Three men convicted of plotting to bomb Somali refugees say they were encouraged by Trump's rhetoric. BuzzFeed: "Three men who were convicted of plotting to bomb an apartment building that housed a mosque and dozens of Muslim Somali refugees in Kansas were encouraged by President Donald Trump's rhetoric and asked a judge for leniency in their sentencing, their attorneys said. In court documents filed this week, attorneys for Patrick Stein, Curtis Allen, and Gavin Wright, say the men were influenced by Trump's anti-Muslim rhetoric and Russian propaganda on social media and argue that life sentences against their clients would not deter others from committing similar crimes. 'As long as the White House with impunity calls Islam 'a dangerous threat,' and paints average Americans as 'victims of horrendous attacks by people that believe only in Jihad,' a mixed signal gets sent,' Wright's attorneys wrote in a sentencing memorandum filed Tuesday. 'As long as the Executive Branch condemns Islam and commends and encourages violence against would-be enemies, then a sentence imposed by the Judicial Branch does little to deter people generally from engaging in such conduct if they believe they are protecting their countries from enemies identified by their own Commander-in-Chief,' they continued."
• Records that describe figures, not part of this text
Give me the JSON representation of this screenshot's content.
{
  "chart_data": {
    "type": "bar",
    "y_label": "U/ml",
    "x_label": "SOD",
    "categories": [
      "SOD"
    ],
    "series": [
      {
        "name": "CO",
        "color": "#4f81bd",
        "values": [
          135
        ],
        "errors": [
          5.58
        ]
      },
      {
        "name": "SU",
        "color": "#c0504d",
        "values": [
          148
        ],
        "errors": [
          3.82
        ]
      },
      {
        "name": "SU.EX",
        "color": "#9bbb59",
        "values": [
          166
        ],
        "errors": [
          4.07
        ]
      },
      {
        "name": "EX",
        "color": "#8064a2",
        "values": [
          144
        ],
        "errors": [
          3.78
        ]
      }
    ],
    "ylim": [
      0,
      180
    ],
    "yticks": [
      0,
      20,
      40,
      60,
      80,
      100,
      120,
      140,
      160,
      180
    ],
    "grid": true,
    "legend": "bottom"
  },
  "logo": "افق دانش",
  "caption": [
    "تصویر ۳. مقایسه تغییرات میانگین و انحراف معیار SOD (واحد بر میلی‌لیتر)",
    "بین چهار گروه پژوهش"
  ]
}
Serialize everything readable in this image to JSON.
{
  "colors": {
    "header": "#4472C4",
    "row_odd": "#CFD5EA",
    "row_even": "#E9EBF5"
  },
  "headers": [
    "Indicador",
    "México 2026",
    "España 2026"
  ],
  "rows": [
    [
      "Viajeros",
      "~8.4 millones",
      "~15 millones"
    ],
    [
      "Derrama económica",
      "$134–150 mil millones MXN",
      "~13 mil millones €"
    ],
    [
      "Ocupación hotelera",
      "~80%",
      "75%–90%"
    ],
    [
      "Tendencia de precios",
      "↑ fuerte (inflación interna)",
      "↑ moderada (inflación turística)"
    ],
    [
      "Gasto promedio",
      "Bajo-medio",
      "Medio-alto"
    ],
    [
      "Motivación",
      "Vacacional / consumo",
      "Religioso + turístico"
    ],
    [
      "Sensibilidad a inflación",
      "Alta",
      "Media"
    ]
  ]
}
Origins Of Trump's Call To End Birthright Citizenship

The intellectual origins of Trump's chilling immigration plan. Vanity Fair: "Hunched forward in his chair, his fingertips and thumbs forming a familiar diamond shape, Donald Trump seemed to anticipate the question that Axios’s Jonathan Swan was about to ask him. 'On immigration, some legal scholars believe you can get rid of birthright citizenship without changing the Constitution—' Swan began, before Trump cut him off gingerly. 'With an executive order,' he interjected. 'Exactly,' Swan replied. 'Have you thought about that?' The president didn’t miss a beat. 'Yes.' The idea of revoking birthright citizenship has wended its way through Washington for years. Democrat Harry Reid, former Senate Majority Leader, proposed revoking birthright citizenship in 1993, before repeatedly apologizing for it. ('I didn’t understand the issue. I’m embarrassed that I made such a proposal,' he told the Las Vegas Review-Journal.) On the right, fear of 'anchor babies' has been exploited politically by even moderates such as Jeb Bush, who invoked the issue in 2015. But Trump’s decisive claim that he could get end birthright citizenship with the stroke of a pen caused critics to drop their jaws. “He obviously cannot do that,” said House Speaker Paul Ryan, noting the intractable reality: birthright citizenship has been enshrined in the 14th Amendment for 150 years and would require no less than an act of Congress or a Supreme Court challenge to knock it down, an endeavor the vast majority of legal scholars consider impossible."